In your story, two angels savagely fist-fight. Is their technique based on firsthand observations of angels or other pugilists? If so, please provide details.
It was mostly based on chickens fighting, honestly. Have you seen chickens fight? It’s very flappy and pointless until suddenly there’s blood in the coop. I think even if I saw some magical violence, it wouldn’t be magic. If, say, two goblins got in a bar fight, it would still be harrowing and somehow mundane and ugly. Violence is the stuff of dopes, and romanticizing it is probably a bad idea, even though I watch a lot of terrible action movies and hey, look, I romanticized it at least a little bit in this story.
The main character of “Guardianship” never tries to intervene in the angels’ fight. Please support or refute the notion that intervention in the problems of others is a fool’s errand.
I think in this case it is, because either you believe that angels exist and intervening in their affairs would be foolhardy or you don’t believe that angels exist and are therefore experiencing some kind of psychotic experience, at which point it’s probably best to stay inert. But if we’re talking about the realm of inconsiderate roommates or lousy boyfriends, I say sure, get in there and muck around, or at least buy the person a drink.
Your narrator can’t drink when he has the kid with him, which sounds like an imposed restriction. It makes me wonder about Dwayne’s parents. Why did they break up? If the ex knew about the angels and the father’s cover story, would it help their relationship or hurt his visitation rights?
I sort of hadn’t thought about their breakup beyond thinking of this character as someone who was born fucking up and continued to do so. I write a lot about people who wish they could be better, which, big surprise, comes from my own fears, et cetera. I think no matter what comes out of this moment, our dad here is going to find a way to fail Dwayne, whether it’s in a big way or a thousand small ones. I mean, fatherhood is a state of failure and decay, yeah?
Actually, when your narrator tells his son why the angels are fighting, it’s quite tender, albeit twisted. What’s the most disappointing lie you believed in as a child?
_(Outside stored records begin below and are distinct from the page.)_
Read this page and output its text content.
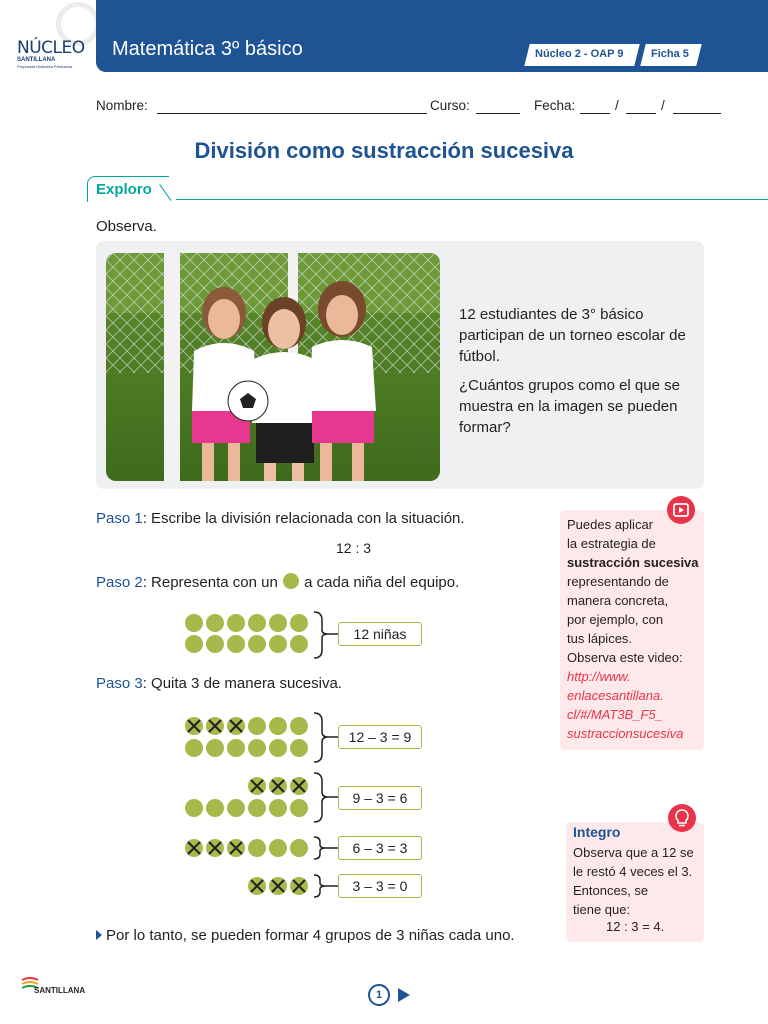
NÚCLEO
SANTILLANA
Propuesta Didáctica Priorizada
Matemática 3º básico	Núcleo 2 - OAP 9	Ficha 5
Nombre:	Curso:	Fecha:	/	/
División como sustracción sucesiva
Exploro
Observa.

12 estudiantes de 3° básico participan de un torneo escolar de fútbol.

¿Cuántos grupos como el que se muestra en la imagen se pueden formar?

Paso 1: Escribe la división relacionada con la situación.
12 : 3
Paso 2: Representa con un a cada niña del equipo.
12 niñas
Paso 3: Quita 3 de manera sucesiva.
12 – 3 = 9
9 – 3 = 6
6 – 3 = 3
3 – 3 = 0
Por lo tanto, se pueden formar 4 grupos de 3 niñas cada uno.
Puedes aplicar
la estrategia de
sustracción sucesiva
representando de
manera concreta,
por ejemplo, con
tus lápices.
Observa este video:
http://www.
enlacesantillana.
cl/#/MAT3B_F5_
sustraccionsucesiva
Integro
Observa que a 12 se
le restó 4 veces el 3.
Entonces, se
tiene que:
12 : 3 = 4.
SANTILLANA	1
Once when I was at elementary school, I convinced myself that my mom had bought me a present, and that it was waiting for me when I got home. I believed it was the Castle Grayskull playset, just your standard He-Man nonsense. When I got home, I was crushed, which may well be the beginning of me realizing that my thoughts don’t have any influence on reality. This is a very good philosophy for a writer to have.
“Guardianship” illuminates the constant parental struggle between explaining and insulating. Of course, we do a lot of additional damage by trying to prolong our kids’ infantile innocence. What are our chances of raising kids who can cope with tough truths (like angelic warfare or warfare in general) and maybe even change them? I’m a little worried Dwayne grows up to be a narcissist. Is he adequately prepared for reality?
Is anybody? Are you? The other day I saw a kind of cloud I’d never seen before. I’m thirty-five. Things like that shouldn’t happen, but they do, and there wasn’t even any violence or heartache to it, just: you thought you were done with types of clouds, Zach VandeZande, but oh, you don’t even know. We prepare kids for what we went through in the past without considering that they’re going to live in the future. But: I sort of think the fact that we blow it, that we’re incapable of preparing children for what’s coming, is part of what makes them strong and angry and capable of doing good in the world. But also: I’m a sap at heart. But also also: I think being a sap at heart is an important thing to hold on to.